Thursday, December 3, 2020

A Very Poor Hot Take -- From Some Silly Urban American... Who's Never Even SEEN The Deserts Of Utah...


Being a fair proponent of truly egalitarian (and here, perhaps even "outsider") arts viewership. . . I will let you decide, dear readers -- but the idea that this all is just to sell us some brand. . . is laughable on its face. [Strangely enough, I was there (as a very young boy) when Christo curtained a Colorado canyon outside Rifle, and the reaction from the assembled Philistines. . . was much the same, as Ms. Jones'.]

Here below, our media betters would tell us that she decides whether this is art (she declares it is not) -- and she declares Christo was. [I find myself wondering if her opinion would be changed, if/when the monoliths turn out to be posthumous gifts. . . from John McCracken -- another quite well-known New York/New Mexico artist -- most active in the second half of the 20th Century.]

At the time, outside Rifle, I could have introduced her to about 500 local ranchers who swore Christo was everything she now decries about this (officially anonymous) artist.

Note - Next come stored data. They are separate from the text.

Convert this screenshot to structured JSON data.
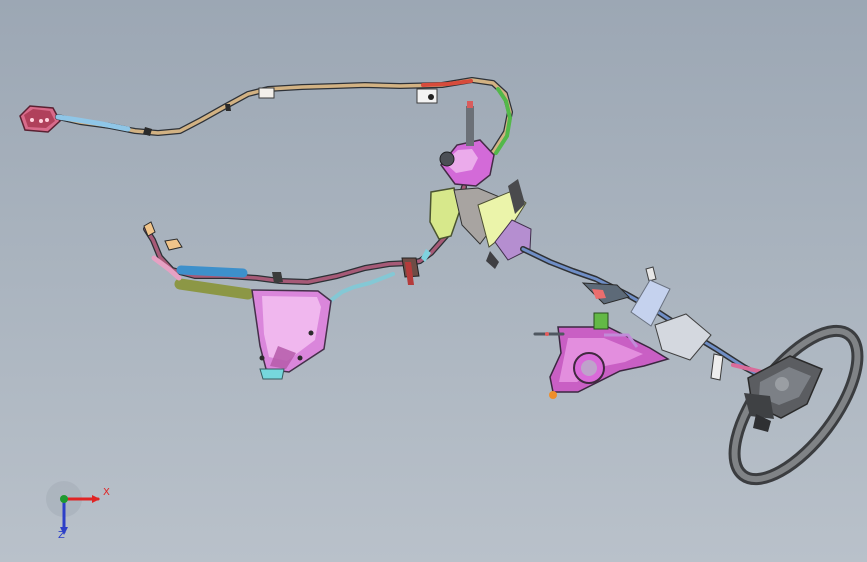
{
  "viewport": {
    "background_top": "#9ca7b4",
    "background_bottom": "#b9c1ca"
  },
  "triad": {
    "x_label": "X",
    "z_label": "Z",
    "x_color": "#e02424",
    "y_color": "#1f9a2f",
    "z_color": "#2c3fc8"
  },
  "model": {
    "parts": [
      "connector-left",
      "upper-harness",
      "lower-harness",
      "reservoir-bracket",
      "master-cylinder",
      "steering-shaft",
      "pedal-bracket",
      "steering-wheel"
    ]
  }
}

But whatever. I like them -- I think they are art, and they do no permanent damage. She doesn't like them, and cloaks her criticism in an environmentalist's cape, while she has never even been there. Silly, but. . . well, welcome to free America. And, well. . . get used to it.

Here it is -- in all its sad, and lost, cynicism -- and a bit:

. . . .When Christo wrapped a building, or a public space like Central Park, it was tangible magic. When you got up that morning you had no idea that something beautiful would happen, and there it was, waiting for you and everyone else. It was a gift. The monoliths are an elbow in the ribs. Look, monkey, here’s your dopamine hit! Now tweet! (Or, in my case, blog.) There’s no public benefit to an obelisk on public land; in fact the very opposite can be true. It’s a reverse Christo, a hollow mockery. . . .

I have never seen the desert. I hope someday I do. I like knowing that it will still be there when our present horrors are over. The world has narrowed to the size of a screen, which provokes a kind of claustrophobia in me. Someone is always selling me a brand, either a corporation’s or their own. The sales pitch is omnipresent, and there is no countervailing force. . . .


My wish for you Ms. Jones. . . is that you. . . grow to see the richness in all the life around you (on screens and off of them) -- for all of life lies within the artists' scope. That is my wish for you, at nearly Winter Solstice. And I wish you more. . . joy.